The column points to Entergy – the No. 2 nuclear-power generator in the U.S. – as a potential opportunity, noting the company's goal of reducing its carbon emissions to 20% below its 2000 levels by the end of 2010. As for controversial nuclear-waste disposal, Barron's notes that innovations such as dry-cask storage (the utilization of high-tech sealed containers kept on site) has helped ease safety fears.
In afternoon trading, the shares of ETR have added 40 cents, or 0.5%, to dawdle near the 80.50 level. From a longer-term perspective, the stock is attempting to establish a foothold at its 72-month moving average, hovering in the round-number 80 region. This neighborhood played the part of resistance during most of 2005 and 2006, and could now switch roles and act as support.
Taking a look at the sentiment surrounding the shares, it seems the aforementioned Barron's author isn't the only one with high hopes for ETR. The security currently boasts 6 "strong buys" and 2 "buy" ratings, according to Zacks, compared to 3 "holds" and a lone "sell."
In addition, the average 12-month price target on the equity rests at $95.63, Thomson Financial reports. In order to attain this generous target – in a range the stock hasn't closed a session above since mid-September – the shares of ETR would need to skyrocket about 19% from their current trading range.
Meanwhile, during the past couple of weeks on the International Securities Exchange (ISE), the energy issue has seen more than 7 times as many calls than puts bought to open. What's more, this lofty ratio rests in the 72nd annual percentile when compared to similar readings during the past year, indicating that the recent preference for calls has been more palpable only 28% of the time during the past 52 weeks.
The escalating optimism of late could signify a reversal in sentiment among near-term options traders. The stock's Schaeffer's put/call open interest ratio (SOIR) – measuring options slated to expire within 3 months – stands at 1.77, only 3 percentage points from an annual pessimistic peak.

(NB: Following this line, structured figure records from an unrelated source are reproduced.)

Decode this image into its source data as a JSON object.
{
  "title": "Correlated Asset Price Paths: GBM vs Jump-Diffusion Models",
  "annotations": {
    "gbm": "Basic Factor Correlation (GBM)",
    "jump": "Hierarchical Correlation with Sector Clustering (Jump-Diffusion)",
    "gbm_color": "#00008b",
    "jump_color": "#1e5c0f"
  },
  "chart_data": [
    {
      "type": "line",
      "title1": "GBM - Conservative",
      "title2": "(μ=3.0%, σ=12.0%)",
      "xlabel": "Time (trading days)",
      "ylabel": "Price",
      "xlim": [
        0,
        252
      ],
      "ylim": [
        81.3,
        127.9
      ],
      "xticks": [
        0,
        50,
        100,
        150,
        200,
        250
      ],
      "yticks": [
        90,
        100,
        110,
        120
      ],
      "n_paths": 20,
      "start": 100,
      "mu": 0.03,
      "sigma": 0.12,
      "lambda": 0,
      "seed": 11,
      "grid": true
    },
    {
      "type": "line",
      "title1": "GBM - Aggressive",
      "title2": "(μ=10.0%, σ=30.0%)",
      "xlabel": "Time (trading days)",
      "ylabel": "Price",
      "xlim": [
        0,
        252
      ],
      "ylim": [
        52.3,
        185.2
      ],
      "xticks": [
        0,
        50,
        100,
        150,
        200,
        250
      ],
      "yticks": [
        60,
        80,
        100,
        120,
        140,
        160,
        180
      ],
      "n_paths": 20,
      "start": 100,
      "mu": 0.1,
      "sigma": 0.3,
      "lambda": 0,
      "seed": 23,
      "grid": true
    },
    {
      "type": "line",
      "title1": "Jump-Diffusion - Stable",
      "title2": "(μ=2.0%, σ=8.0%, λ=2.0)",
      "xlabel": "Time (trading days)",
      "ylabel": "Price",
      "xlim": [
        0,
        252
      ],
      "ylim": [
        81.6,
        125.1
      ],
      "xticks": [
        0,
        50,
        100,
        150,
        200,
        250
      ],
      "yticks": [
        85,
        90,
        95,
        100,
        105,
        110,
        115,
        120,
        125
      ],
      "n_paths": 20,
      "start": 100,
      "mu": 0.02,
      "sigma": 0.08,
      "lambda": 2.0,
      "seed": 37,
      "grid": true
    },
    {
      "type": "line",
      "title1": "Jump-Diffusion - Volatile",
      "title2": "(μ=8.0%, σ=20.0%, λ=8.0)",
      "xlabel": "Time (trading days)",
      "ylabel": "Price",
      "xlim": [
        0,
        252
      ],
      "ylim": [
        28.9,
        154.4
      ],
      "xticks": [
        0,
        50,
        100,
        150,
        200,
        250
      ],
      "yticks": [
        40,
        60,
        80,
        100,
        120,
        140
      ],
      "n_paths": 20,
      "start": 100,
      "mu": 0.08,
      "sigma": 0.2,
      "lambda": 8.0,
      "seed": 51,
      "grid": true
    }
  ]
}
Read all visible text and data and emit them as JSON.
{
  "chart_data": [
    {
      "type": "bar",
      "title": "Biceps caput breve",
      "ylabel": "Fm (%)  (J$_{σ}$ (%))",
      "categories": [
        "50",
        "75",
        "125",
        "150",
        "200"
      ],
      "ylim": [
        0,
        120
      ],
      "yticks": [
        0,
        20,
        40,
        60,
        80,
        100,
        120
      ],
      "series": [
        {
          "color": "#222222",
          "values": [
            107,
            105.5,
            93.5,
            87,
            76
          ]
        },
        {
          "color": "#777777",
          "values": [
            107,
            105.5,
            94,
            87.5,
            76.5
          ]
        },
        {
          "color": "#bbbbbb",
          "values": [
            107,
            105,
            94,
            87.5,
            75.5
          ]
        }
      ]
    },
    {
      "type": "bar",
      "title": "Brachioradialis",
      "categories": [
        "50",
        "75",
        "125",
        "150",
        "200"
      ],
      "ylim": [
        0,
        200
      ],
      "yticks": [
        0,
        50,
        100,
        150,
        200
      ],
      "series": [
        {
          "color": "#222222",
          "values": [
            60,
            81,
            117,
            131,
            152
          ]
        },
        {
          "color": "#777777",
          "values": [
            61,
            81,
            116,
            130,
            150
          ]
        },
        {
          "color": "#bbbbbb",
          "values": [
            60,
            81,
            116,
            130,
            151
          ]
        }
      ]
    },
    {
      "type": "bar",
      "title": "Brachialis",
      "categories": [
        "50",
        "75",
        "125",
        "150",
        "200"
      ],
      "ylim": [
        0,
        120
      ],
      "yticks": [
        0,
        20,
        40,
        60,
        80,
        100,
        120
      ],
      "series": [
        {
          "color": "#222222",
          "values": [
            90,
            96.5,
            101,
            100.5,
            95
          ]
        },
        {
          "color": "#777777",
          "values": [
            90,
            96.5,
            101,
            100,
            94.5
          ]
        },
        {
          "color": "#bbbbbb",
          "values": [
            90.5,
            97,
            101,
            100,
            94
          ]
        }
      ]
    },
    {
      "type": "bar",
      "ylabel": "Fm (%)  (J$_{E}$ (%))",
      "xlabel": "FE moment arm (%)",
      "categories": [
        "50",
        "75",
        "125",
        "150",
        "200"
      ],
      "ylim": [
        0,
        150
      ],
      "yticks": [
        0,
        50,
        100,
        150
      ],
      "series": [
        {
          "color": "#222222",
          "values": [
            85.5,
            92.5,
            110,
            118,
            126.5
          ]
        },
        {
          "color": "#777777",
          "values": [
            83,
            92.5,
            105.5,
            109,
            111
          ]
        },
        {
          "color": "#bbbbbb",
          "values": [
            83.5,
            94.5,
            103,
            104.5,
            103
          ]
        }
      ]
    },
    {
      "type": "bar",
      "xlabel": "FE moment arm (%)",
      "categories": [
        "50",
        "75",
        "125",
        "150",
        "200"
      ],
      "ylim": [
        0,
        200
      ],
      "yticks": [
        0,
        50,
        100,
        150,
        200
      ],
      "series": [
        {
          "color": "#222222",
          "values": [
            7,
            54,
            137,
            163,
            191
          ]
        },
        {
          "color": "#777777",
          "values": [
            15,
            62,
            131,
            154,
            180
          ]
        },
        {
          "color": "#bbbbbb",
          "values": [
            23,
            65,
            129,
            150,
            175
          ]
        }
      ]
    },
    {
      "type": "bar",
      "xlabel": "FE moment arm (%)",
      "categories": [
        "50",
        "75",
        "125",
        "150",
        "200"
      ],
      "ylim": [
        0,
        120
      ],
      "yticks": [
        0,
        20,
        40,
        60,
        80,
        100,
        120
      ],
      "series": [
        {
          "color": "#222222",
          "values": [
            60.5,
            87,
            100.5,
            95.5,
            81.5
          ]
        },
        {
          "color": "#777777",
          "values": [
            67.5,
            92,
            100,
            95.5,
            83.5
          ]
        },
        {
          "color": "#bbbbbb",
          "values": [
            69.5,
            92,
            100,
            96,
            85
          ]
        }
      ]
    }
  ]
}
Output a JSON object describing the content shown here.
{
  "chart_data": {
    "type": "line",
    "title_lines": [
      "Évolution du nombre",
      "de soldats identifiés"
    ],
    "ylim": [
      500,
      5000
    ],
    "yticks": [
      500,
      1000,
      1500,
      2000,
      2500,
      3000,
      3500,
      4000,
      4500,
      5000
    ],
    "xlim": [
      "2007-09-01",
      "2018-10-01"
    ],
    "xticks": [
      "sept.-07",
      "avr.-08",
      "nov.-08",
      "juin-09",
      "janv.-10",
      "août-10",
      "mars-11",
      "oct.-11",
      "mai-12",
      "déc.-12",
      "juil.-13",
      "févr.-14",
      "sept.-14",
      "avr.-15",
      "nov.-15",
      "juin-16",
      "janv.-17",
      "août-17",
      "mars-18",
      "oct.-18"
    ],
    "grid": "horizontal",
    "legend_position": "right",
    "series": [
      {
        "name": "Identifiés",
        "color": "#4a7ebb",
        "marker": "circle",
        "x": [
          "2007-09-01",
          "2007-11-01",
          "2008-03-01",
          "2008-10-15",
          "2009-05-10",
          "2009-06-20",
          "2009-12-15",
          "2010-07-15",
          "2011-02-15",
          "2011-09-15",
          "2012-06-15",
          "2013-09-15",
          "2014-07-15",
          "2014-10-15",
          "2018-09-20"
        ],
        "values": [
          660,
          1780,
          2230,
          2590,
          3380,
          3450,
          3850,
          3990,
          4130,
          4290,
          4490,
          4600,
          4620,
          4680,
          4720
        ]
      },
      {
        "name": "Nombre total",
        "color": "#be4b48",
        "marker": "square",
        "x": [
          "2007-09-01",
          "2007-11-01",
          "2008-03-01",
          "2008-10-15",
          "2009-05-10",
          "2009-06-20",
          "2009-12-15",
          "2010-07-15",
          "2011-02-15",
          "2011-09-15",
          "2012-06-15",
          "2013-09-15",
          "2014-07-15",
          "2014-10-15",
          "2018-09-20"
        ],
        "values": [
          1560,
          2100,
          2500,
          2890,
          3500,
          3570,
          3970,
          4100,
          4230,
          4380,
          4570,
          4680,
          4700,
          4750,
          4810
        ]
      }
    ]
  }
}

In conclusion, should the potential of Obama's energy plans continue to bolster Entergy shares higher, the lingering skeptics in the options arena could get spooked. However, while an unwinding of pessimism in the options pits could spark some buying pressure on ETR, it seems that most of the Street is already in the bullpen – leaving little room for additional upgrades and/or price-target boosts to provide sufficient fuel on the charts.